Like Ireland, our squad will be put to the test
Travelling back from Newcastle on Sunday, I didn't get a chance to watch the Ireland-France game, apart from the first five minutes. But when we landed in Ireland, and everyone switched on their phones, I knew it was a good result from the shouts and cheers.
It wasn't until after training on Monday that I had a chance to sit down and watch the game. We all knew that it would take a massive effort from Ireland to beat the French, but I think that in terms of intensity that was up there with the best win of the tournament.
The French are bigger players and once again it shows that a smart game-plan executed well through good team work can always overcome size.
Ireland carried the ball and didn't kick as much as France probably expected. They simply weren't allowed to play the game they wanted to play, and that took them by surprise.
It took a monumental effort from Ireland to keep that intensity up for 80 minutes and it was devastating to see Paul O'Connell, Johnny Sexton and Peter O'Mahony helped off the field with injury.
But I think the fact that Iain Henderson, Ian Madigan and Chris Henry all came on and knew the game-plan and their roles inside out and were able to deliver just highlights the structures and culture in place with the Ireland team now.
It's tough for O'Connell and O'Mahony that their World Cup is over but there is a really good group of leaders there that will step up. Players who are now brought in are not just thrown in to the deep end either.
Rhys Ruddock has been in the Ireland set-up, he has trained with the squad, he knows the systems and he has built good relationships, so the transition should be an easy one.
That's what we want at Connacht. We know that during this 16-week run of games and later in the season, we are going to be hit with injuries.
We will need players from our whole squad to step up but we want players that know the systems, and who know their team-mates so that they can make that step up easily and focus solely on their role within the team.
This not only creates depth but competition throughout the squad which should drive the standard of our performances up.
It's a very exciting time in the World Cup now as we're down to eight teams and the way it's worked out, it's four northern hemisphere teams - Ireland, Wales, Scotland, France - versus four southern hemisphere sides - Argentina, South Africa, Australia and New Zealand.

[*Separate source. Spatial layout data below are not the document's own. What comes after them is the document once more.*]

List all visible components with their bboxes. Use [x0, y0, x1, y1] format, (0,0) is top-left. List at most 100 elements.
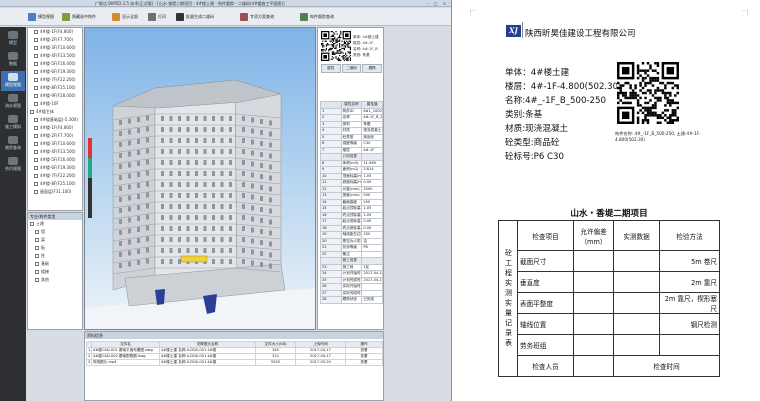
- tree-item[interactable]: 4#楼-1F(F4.800): [28, 28, 82, 36]
- checkbox[interactable]: [35, 254, 39, 258]
- checkbox[interactable]: [34, 54, 38, 58]
- tab-qr[interactable]: 二维码: [341, 64, 362, 73]
- checkbox[interactable]: [35, 278, 39, 282]
- rail-item-contract[interactable]: 合约视图: [1, 155, 25, 175]
- window-title: 广联达 BIM5D 3.5 技术(正式版) - [山水·香堤二期项目 - 4#楼…: [95, 1, 285, 6]
- checkbox[interactable]: [34, 142, 38, 146]
- checkbox[interactable]: [35, 230, 39, 234]
- tab-tracking[interactable]: 跟踪: [362, 64, 383, 73]
- layer-item[interactable]: 土建: [28, 220, 82, 228]
- qr-code-icon: [176, 13, 184, 21]
- attachment-row[interactable]: 3 现场图片.mp4 4#楼土建 名称:4-DQS-001 4#楼 5550 2017-…: [86, 359, 383, 366]
- model-view-button[interactable]: 模型视图: [28, 12, 54, 22]
- project-title: 山水・香堤二期项目: [570, 209, 648, 219]
- rail-item-simulation[interactable]: 施工模拟: [1, 113, 25, 133]
- checkbox[interactable]: [35, 246, 39, 250]
- tree-item[interactable]: 4#楼-2F(F7.700): [28, 132, 82, 140]
- window-maximize-icon[interactable]: □: [432, 1, 439, 6]
- print-button[interactable]: 打印: [148, 12, 166, 22]
- layer-item[interactable]: 其他: [28, 276, 82, 284]
- rail-item-material[interactable]: 物资查询: [1, 134, 25, 154]
- checkbox[interactable]: [34, 86, 38, 90]
- checkbox[interactable]: [34, 102, 38, 106]
- batch-qr-button[interactable]: 批量生成二维码: [176, 12, 214, 22]
- checkbox[interactable]: [34, 78, 38, 82]
- tree-item[interactable]: 4#楼-1F(F4.800): [28, 124, 82, 132]
- checkbox[interactable]: [34, 62, 38, 66]
- checkbox[interactable]: [35, 238, 39, 242]
- checkbox[interactable]: [34, 174, 38, 178]
- checkbox[interactable]: [34, 134, 38, 138]
- special-plan-button[interactable]: 专项方案查询: [240, 12, 274, 22]
- rail-item-flow-view[interactable]: 流水视图: [1, 92, 25, 112]
- checkbox[interactable]: [30, 110, 34, 114]
- tree-item[interactable]: 4#楼-9F(F28.000): [28, 92, 82, 100]
- cube-icon: [8, 31, 18, 39]
- tree-item[interactable]: 4#楼-3F(F10.600): [28, 44, 82, 52]
- checkbox[interactable]: [34, 158, 38, 162]
- info-category: 类别:条基: [505, 110, 543, 120]
- layer-item[interactable]: 楼梯: [28, 268, 82, 276]
- checkbox[interactable]: [34, 190, 38, 194]
- rail-item-model-view[interactable]: 模型视图: [1, 71, 25, 91]
- inspection-document: XJ 陕西昕昊佳建设工程有限公司 单体：4#楼土建 楼层：4#-1F-4.800…: [458, 0, 760, 401]
- layer-item[interactable]: 基础: [28, 260, 82, 268]
- properties-panel: 单体: 4#楼土建 楼层: 4#-1F 名称: 4#-1F_B 类别: 条基 属…: [317, 27, 384, 330]
- tree-item[interactable]: 4#楼-4F(F13.500): [28, 52, 82, 60]
- tree-item[interactable]: 4#楼-8F(F25.100): [28, 180, 82, 188]
- highlighted-element[interactable]: [180, 255, 208, 263]
- checkbox[interactable]: [34, 46, 38, 50]
- bim-app-window: 广联达 BIM5D 3.5 技术(正式版) - [山水·香堤二期项目 - 4#楼…: [0, 0, 452, 401]
- contract-icon: [8, 157, 18, 165]
- floor-tree: 4#楼-1F(F4.800) 4#楼-2F(F7.700) 4#楼-3F(F10.6…: [27, 27, 83, 211]
- rail-item-model[interactable]: 模型: [1, 29, 25, 49]
- layer-item[interactable]: 墙: [28, 228, 82, 236]
- info-floor: 楼层：4#-1F-4.800(502.30): [505, 82, 622, 92]
- tree-item[interactable]: 4#楼-8F(F25.100): [28, 84, 82, 92]
- checkbox[interactable]: [35, 262, 39, 266]
- tree-item[interactable]: 屋面层(F31.100): [28, 188, 82, 196]
- checkbox[interactable]: [34, 70, 38, 74]
- checkbox[interactable]: [30, 222, 34, 226]
- tree-item[interactable]: 4#楼主体: [28, 108, 82, 116]
- checkbox[interactable]: [35, 270, 39, 274]
- checkbox[interactable]: [34, 118, 38, 122]
- tree-item[interactable]: 4#楼-7F(F22.200): [28, 172, 82, 180]
- tree-item[interactable]: 4#楼-2F(F7.700): [28, 36, 82, 44]
- layer-item[interactable]: 板: [28, 244, 82, 252]
- checkbox[interactable]: [34, 30, 38, 34]
- checkbox[interactable]: [34, 166, 38, 170]
- checkbox[interactable]: [34, 126, 38, 130]
- window-minimize-icon[interactable]: –: [424, 1, 431, 6]
- 3d-viewport[interactable]: [84, 27, 316, 330]
- inspection-form: 砼工程实测实量记录表 检查项目 允许偏差（mm） 实测数据 检验方法 截面尺寸 5…: [498, 220, 720, 377]
- checkbox[interactable]: [34, 94, 38, 98]
- attachments-title: 资料信息: [85, 332, 383, 339]
- tree-item[interactable]: 4#楼-3F(F10.600): [28, 140, 82, 148]
- checkbox[interactable]: [34, 38, 38, 42]
- rail-item-data[interactable]: 数据: [1, 50, 25, 70]
- building-model[interactable]: [85, 28, 316, 330]
- qr-code: [321, 31, 351, 61]
- form-row: 截面尺寸 5m 卷尺: [499, 250, 720, 272]
- tree-item[interactable]: 4#楼-5F(F16.400): [28, 60, 82, 68]
- tree-item[interactable]: 4#楼-4F(F13.500): [28, 148, 82, 156]
- tab-properties[interactable]: 属性: [321, 64, 341, 73]
- checkbox[interactable]: [34, 150, 38, 154]
- layer-item[interactable]: 梁: [28, 236, 82, 244]
- window-close-icon[interactable]: ×: [441, 1, 448, 6]
- tree-item[interactable]: 4#楼-6F(F19.300): [28, 164, 82, 172]
- tree-item[interactable]: 4#楼-10F: [28, 100, 82, 108]
- tree-item[interactable]: 4#楼-7F(F22.200): [28, 76, 82, 84]
- hide-selected-button[interactable]: 隐藏选中构件: [62, 12, 96, 22]
- qr-caption: 构件名称: 4#_-1F_B_500-250; 土建-4#-1F-4.800(5…: [615, 131, 701, 142]
- show-all-button[interactable]: 显示全部: [112, 12, 138, 22]
- qr-side-text: 单体: 4#楼土建 楼层: 4#-1F 名称: 4#-1F_B 类别: 条基: [353, 35, 379, 57]
- checkbox[interactable]: [34, 182, 38, 186]
- tree-item[interactable]: 4#楼基础层(-5.300): [28, 116, 82, 124]
- tracking-query-button[interactable]: 构件跟踪查询: [300, 12, 334, 22]
- tree-item[interactable]: 4#楼-6F(F19.300): [28, 68, 82, 76]
- layer-item[interactable]: 柱: [28, 252, 82, 260]
- tree-item[interactable]: 4#楼-5F(F16.400): [28, 156, 82, 164]
- property-row[interactable]: 28 跟踪状态 已完成: [320, 296, 383, 304]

Every team has been affected by injuries and it will come down to who has the better structures and game-plan and who can execute it under pressure.
It's set up to be a great weekend but we have our own Pro12 clash with Zebre to look forward to first. We have a good record against Zebre who we've met a good few times between the league and Europe over the past three seasons.
But each time we've played them, we've found a much improved side who are pushing us close. We have a lot of respect for Zebre.
From watching their previous games, they seem to have regrouped after a big loss in the opening week and Scarlets and Dragons just got home against them.
We know how important this game is for us in the context of our season. It's another game at the Sportsground and we want to maintain that home record. A win tonight is vital.
And the game tonight kickstarts our 16 weeks of consecutive games.
For four months now, we'll see more of each other than we will our families so there has been a lot of preparation and planning around the squad, rotation of players, strength and conditioning, rest time, nutrition.
There is a lot to factor in but we all do what we do to play games so the squad of management and players are really excited to get stuck in to this part of the season.
We have four Pro12 games until we switch our focus to Europe. There is also the Eagles side competing in interpro fixtures and the British & Irish Cup so there is plenty of opportunity for players to get game-time and put their hard work on the training pitch in to practice.